All these Nana things wash over me. I close my eyes and she is there.

This is all rather beautifully done. The images have a luminous softness that is deeply comforting. The words are almost a lullaby. I can see this book being something to return to for a child who has lost a grandparent or other loved one.

Nana is more than the archetypical fairytale granny, she has her passion for astronomy about which she is clearly knowledgeable – she has a ‘proper’ astronomical telescope to view the stars. In the end papers we see her riding a motorbike and we see that bike again in the constellations of stars that the pair ride through upon their whale, constellations that depict their points of connection, the bike, a violin, cups of hot chocolate, binoculars. I liked this wise elder with her diverse interests and I liked the absence of the child’s mother and father or Nana’s partner. Focusing in on that grandmother/daughter relationship gave the book a compactness and reminded me a little of Tove Jansson’s, The Summer Book.

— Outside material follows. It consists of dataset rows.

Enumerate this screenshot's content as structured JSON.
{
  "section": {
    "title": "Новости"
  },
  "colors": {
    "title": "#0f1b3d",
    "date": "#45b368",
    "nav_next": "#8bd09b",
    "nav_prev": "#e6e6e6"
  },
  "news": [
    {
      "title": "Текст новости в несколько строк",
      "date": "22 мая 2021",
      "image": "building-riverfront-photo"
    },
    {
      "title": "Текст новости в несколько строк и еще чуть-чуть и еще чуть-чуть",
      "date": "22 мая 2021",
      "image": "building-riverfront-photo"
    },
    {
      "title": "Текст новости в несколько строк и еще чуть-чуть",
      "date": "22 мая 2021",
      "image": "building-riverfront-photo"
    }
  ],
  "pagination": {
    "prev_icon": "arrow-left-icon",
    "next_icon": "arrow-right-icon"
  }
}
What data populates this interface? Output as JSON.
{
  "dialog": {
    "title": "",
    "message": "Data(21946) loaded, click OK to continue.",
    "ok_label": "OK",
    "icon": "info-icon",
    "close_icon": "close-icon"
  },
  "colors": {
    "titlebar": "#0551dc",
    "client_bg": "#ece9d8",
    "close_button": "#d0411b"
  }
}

I wondered though if I wanted the children I teach to consider the ongoing existence of a loved one after death to by analogous to ‘riding a whale amongst the stars’ – even as a metaphor. While I think the author is reaching for something along the lines of Larkin’s ‘what survives of us is love‘, I wondered if there was a danger that the book might obfuscate or confuse the young reader that it seems to be aimed at.

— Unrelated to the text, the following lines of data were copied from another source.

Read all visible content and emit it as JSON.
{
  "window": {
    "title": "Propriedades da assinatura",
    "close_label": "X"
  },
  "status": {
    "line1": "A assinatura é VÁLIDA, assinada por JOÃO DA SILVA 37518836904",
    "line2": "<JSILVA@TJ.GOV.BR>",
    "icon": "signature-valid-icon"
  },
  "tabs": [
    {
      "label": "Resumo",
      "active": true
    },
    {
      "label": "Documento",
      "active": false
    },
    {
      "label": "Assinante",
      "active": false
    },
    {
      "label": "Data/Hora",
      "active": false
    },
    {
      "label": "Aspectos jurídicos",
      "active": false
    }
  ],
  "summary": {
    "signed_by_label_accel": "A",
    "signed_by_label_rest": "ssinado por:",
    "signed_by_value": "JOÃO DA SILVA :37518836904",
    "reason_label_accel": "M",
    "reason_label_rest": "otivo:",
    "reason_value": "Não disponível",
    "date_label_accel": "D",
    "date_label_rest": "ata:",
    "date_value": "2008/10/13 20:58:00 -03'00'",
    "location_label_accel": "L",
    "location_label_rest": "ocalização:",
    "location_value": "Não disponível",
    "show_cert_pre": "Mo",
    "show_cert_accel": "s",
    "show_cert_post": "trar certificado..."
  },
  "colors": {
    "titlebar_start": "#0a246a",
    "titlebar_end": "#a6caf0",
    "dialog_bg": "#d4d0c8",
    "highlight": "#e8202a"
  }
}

Different contexts will demand different treatments of loss and bereavement for young children and there are books that take all sorts of approaches. In Grandpa’s Island by Benji Davies, the Grandpa slips through a secret door and goes to live on a beautiful jungle island full of colour. It’s sad he’s gone but we know he’s happy there. Other books can be very direct indeed, Bird is Dead by Tiny Fisscher and Herma Starreveld features a cast of collaged birds who reflect on the death of their companion and their mixed feelings about him both before and after his demise while gathered around his gradually decomposing corpse.

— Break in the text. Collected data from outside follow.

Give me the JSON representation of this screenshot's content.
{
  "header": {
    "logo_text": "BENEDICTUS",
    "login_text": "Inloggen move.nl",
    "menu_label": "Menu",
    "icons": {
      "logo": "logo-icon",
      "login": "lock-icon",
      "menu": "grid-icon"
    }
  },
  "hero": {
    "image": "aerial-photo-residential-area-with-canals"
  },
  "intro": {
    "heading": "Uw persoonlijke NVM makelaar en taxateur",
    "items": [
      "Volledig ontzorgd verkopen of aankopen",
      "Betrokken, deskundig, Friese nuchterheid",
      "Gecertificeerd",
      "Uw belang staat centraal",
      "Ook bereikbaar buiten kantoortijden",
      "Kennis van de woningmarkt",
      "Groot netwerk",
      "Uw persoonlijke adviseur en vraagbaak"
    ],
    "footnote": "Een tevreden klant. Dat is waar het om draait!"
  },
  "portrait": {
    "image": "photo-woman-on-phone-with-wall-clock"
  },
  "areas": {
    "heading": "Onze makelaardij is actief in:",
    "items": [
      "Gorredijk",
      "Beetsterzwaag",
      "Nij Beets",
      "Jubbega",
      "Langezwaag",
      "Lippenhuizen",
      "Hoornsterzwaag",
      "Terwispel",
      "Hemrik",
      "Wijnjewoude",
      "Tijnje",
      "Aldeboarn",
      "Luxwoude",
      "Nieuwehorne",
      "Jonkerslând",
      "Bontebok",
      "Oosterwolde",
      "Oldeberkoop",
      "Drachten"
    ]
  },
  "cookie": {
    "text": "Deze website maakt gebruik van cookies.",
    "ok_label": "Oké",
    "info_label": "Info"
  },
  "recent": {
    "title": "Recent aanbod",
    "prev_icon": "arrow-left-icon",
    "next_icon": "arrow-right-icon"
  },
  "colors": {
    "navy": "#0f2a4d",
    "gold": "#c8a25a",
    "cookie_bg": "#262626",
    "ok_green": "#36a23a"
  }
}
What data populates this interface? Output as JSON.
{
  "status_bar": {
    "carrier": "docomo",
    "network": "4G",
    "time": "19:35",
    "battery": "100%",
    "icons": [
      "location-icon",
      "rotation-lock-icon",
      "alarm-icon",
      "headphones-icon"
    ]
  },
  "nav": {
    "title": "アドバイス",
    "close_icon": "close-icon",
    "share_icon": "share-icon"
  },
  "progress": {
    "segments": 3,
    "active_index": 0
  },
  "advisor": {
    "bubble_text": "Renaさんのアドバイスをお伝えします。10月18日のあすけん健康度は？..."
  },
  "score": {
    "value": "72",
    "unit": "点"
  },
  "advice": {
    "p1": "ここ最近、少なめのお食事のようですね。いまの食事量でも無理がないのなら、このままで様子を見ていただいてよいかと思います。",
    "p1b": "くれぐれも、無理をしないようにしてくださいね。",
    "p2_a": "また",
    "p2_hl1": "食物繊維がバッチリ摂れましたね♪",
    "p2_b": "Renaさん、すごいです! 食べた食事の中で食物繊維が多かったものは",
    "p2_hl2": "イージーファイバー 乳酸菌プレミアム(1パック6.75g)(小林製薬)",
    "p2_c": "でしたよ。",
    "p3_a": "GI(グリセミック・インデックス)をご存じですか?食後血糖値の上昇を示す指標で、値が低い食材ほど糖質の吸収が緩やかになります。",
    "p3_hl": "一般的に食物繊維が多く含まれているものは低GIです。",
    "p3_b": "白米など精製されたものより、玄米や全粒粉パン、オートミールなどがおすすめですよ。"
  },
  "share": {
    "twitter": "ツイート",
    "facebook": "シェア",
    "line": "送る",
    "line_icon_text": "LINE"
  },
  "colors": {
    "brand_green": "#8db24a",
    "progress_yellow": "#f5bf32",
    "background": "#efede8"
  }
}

Really good book talk from a wise teacher, parent or carer could help The Night Whale to land its message and help children see older people in a more rounded way. Without shared reading and book talk I have very slight misgivings – children can understand very complex things but they can also be very literal minded and I do wonder how many pupils will understand that Nana is no longer with her granddaughter, why that is and what it means to think about Nana being up in the sky on the back of a flying whale. Which is all to say that I fear that the poetry of the book is hampering its storytelling just a tiny bit.

It’s horses for courses, if you need your child to understand that death is death and that it is part of the natural world that comes to us all and that it is final, then this is not the book for you. If you want to sink into beautiful colours and reassuring musical language then this will be on your list for Key Stage 1. And if the book leads you into discussions that help your children understand that when someone dies or goes away, our memories of them and the experience love that remains can help us feel that they are still present in our lives – then it could be a very beautiful thing.